Ourania Nicolatou-Galitis, DDS, MSc, DrDent, is an oral oncologist, Professor at the Dental School, National and Kapodistrian University of Athens, in Athens, Greece. She is a Founder and current President of the Hellenic Society of Oral Oncology. Dr. Nicolatou-Galitis has been a MASCC and ISOO member for more than a decade. She has served as President of ISOO (2015-2017) and as Chair of the Bone Study Group since 2015. In addition to chairing the BMSG, Dr. Nicolatou-Galitis is a member of MASCC Study Groups on Mucositis and Oral Care.
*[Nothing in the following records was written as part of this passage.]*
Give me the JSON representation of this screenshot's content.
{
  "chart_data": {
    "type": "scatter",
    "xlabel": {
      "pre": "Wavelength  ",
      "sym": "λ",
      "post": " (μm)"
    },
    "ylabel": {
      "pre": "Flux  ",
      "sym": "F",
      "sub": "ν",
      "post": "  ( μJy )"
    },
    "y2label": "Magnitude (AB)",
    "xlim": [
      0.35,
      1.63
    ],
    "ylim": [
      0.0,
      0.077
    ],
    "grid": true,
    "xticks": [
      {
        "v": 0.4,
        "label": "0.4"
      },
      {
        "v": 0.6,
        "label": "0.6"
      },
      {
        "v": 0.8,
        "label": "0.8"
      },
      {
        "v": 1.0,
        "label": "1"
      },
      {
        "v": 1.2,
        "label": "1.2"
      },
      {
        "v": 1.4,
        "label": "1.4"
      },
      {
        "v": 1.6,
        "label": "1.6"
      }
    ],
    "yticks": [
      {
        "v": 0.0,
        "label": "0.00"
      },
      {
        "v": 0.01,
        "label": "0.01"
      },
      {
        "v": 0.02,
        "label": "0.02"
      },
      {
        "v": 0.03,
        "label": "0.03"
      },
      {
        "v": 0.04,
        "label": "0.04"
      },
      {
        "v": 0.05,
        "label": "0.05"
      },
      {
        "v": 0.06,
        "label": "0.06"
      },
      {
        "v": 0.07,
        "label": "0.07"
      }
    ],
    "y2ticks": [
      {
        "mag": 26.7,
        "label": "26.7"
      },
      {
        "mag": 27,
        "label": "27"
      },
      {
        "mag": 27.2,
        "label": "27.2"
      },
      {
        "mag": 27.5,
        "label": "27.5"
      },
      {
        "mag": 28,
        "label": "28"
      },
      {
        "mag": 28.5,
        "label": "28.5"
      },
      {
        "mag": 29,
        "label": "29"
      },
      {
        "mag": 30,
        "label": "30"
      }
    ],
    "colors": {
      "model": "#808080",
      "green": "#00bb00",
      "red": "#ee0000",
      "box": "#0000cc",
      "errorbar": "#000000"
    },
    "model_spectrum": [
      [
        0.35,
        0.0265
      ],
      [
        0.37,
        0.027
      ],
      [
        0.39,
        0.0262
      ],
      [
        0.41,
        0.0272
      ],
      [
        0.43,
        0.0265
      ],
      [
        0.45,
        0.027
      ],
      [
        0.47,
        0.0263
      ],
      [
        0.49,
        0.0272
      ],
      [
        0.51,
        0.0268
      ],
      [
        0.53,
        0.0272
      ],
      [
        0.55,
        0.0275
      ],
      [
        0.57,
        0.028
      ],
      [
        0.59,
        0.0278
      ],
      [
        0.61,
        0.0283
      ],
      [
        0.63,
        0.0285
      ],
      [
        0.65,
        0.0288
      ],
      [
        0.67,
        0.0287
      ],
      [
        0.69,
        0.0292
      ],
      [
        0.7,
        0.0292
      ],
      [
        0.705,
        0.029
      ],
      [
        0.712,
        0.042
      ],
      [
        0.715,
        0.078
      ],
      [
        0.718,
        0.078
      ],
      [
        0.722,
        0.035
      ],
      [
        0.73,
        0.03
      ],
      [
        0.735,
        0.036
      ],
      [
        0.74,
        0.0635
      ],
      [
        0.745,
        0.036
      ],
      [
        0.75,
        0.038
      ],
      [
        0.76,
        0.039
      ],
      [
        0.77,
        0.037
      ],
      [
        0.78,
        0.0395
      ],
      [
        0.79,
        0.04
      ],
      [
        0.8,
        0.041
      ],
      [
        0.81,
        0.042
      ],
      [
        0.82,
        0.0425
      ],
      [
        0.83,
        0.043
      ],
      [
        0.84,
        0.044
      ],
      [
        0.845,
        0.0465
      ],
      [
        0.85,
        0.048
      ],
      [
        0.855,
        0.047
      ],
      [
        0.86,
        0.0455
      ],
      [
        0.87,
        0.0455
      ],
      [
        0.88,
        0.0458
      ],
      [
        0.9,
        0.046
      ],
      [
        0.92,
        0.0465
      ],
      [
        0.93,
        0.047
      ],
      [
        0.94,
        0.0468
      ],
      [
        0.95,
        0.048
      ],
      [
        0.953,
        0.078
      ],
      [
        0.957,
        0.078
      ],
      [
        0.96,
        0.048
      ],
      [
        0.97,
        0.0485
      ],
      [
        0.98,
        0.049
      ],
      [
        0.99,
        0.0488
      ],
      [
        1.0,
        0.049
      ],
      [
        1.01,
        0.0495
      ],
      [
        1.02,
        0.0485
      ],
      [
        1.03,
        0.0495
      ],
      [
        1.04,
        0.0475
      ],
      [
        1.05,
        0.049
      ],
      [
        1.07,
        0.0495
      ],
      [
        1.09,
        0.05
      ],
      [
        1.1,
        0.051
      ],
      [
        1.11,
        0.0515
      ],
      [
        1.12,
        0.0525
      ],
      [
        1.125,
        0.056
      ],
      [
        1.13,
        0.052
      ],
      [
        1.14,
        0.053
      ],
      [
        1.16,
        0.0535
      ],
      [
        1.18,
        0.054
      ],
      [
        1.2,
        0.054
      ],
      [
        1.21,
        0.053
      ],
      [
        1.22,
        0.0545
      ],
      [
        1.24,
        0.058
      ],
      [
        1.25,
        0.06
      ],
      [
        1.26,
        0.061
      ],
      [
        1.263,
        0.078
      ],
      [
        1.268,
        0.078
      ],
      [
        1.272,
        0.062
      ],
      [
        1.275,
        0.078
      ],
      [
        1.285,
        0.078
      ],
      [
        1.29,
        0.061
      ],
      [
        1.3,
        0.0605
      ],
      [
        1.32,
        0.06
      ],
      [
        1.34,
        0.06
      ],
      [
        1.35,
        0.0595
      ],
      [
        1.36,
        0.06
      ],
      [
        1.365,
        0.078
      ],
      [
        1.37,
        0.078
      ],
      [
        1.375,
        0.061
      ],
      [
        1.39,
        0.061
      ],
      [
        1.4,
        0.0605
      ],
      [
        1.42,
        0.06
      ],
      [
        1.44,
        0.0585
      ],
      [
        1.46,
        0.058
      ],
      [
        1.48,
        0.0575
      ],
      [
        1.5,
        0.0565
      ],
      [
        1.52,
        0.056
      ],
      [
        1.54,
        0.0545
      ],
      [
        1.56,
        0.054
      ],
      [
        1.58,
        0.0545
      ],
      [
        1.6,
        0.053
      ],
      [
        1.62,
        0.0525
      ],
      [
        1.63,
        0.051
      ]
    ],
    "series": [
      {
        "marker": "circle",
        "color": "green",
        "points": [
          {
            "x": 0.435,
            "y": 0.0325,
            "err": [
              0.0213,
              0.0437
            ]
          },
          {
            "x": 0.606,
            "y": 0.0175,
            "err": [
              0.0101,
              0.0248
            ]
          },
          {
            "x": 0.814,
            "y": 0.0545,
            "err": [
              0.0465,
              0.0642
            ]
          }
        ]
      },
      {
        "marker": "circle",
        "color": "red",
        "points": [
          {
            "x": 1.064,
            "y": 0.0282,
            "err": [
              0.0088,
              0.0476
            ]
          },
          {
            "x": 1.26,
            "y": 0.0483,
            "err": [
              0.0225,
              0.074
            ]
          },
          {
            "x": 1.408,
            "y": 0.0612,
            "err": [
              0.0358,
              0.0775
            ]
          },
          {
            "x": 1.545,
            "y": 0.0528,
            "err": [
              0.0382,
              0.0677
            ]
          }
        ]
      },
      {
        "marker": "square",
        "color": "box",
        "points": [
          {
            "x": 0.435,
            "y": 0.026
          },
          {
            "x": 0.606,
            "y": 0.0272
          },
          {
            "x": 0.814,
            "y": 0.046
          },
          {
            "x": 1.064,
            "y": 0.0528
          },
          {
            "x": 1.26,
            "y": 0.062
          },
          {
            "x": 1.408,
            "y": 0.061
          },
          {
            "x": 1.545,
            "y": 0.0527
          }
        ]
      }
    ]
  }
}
Beatrice Edwards, MD, MHP is a Geriatrician and Palliative Care Physician, and Associate Professor at the University of Texas, Dell Medical School in Austin, Texas. Her research focuses on epidemiology of bone health and the prevention of disability in older cancer patients. Dr. Edwards has been a member of MASCC for the past 5 years. In addition to the BMSG, she belongs to MASCC Study Groups on Geriatrics and Nutrition & Cachexia.

Winston Tan, MD, is an oncologist at the Mayo Clinic in Jacksonville, Florida, USA, with a particular interest in translating basic science into treatment options for people with cancer. Besides the BMSG, Dr. Tan is a member of the Education Study Group and the Rehabilitation, Survivorship, and Quality of Life Study Group.